- Theatrical release poster
- Italian: Il colibrì
- Directed by: Francesca Archibugi
- Screenplay by: Francesca Archibugi; Laura Paolucci; Francesco Piccolo;
- Based on: The Hummingbird by Sandro Veronesi
- Produced by: Domenico Procacci; Anne-Dominique Toussaint;
- Starring: Pierfrancesco Favino; Kasia Smutniak; Bérénice Bejo; Nanni Moretti; Laura Morante;
- Cinematography: Luca Bigazzi
- Edited by: Esemeralda Calabria
- Music by: Battista Lena
- Production companies: Fandango; Rai Cinema;
- Distributed by: 01 Distribution
- Release dates: 13 October 2022 (Rome); 14 October 2022 (Italy);
- Running time: 126 minutes
- Country: Italy
- Language: Italian
- Box office: $3.1 million

= The Hummingbird (2022 film) =

2022 Italian drama film

The Hummingbird (Il colibrì) is a 2022 Italian drama film directed by Francesca Archibugi, who also co-wrote the screenplay.

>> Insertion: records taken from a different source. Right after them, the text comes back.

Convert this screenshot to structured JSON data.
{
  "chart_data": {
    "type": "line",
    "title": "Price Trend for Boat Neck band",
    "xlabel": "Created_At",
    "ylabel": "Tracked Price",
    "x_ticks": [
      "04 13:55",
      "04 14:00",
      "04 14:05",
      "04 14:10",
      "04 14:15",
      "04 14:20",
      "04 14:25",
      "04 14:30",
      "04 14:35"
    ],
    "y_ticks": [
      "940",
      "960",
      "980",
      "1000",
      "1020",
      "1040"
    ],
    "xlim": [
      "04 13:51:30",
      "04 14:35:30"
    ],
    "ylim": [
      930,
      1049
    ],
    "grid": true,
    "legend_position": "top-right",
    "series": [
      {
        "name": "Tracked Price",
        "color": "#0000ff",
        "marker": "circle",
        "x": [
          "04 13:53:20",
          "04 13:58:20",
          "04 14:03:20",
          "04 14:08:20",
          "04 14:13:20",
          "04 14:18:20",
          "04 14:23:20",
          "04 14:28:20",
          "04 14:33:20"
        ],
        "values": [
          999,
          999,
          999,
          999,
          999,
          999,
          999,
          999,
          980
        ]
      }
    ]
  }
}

The film is an adaptation of the 2019 novel of the same name by Sandro Veronesi. It premiered at the 17th Rome Film Festival on 13 October 2022. It was theatrically released in Italy the following day.

==Reception==
On Rotten Tomatoes, the film has a 71% approval rating based on 7 reviews, and an average rating of 6.5/10.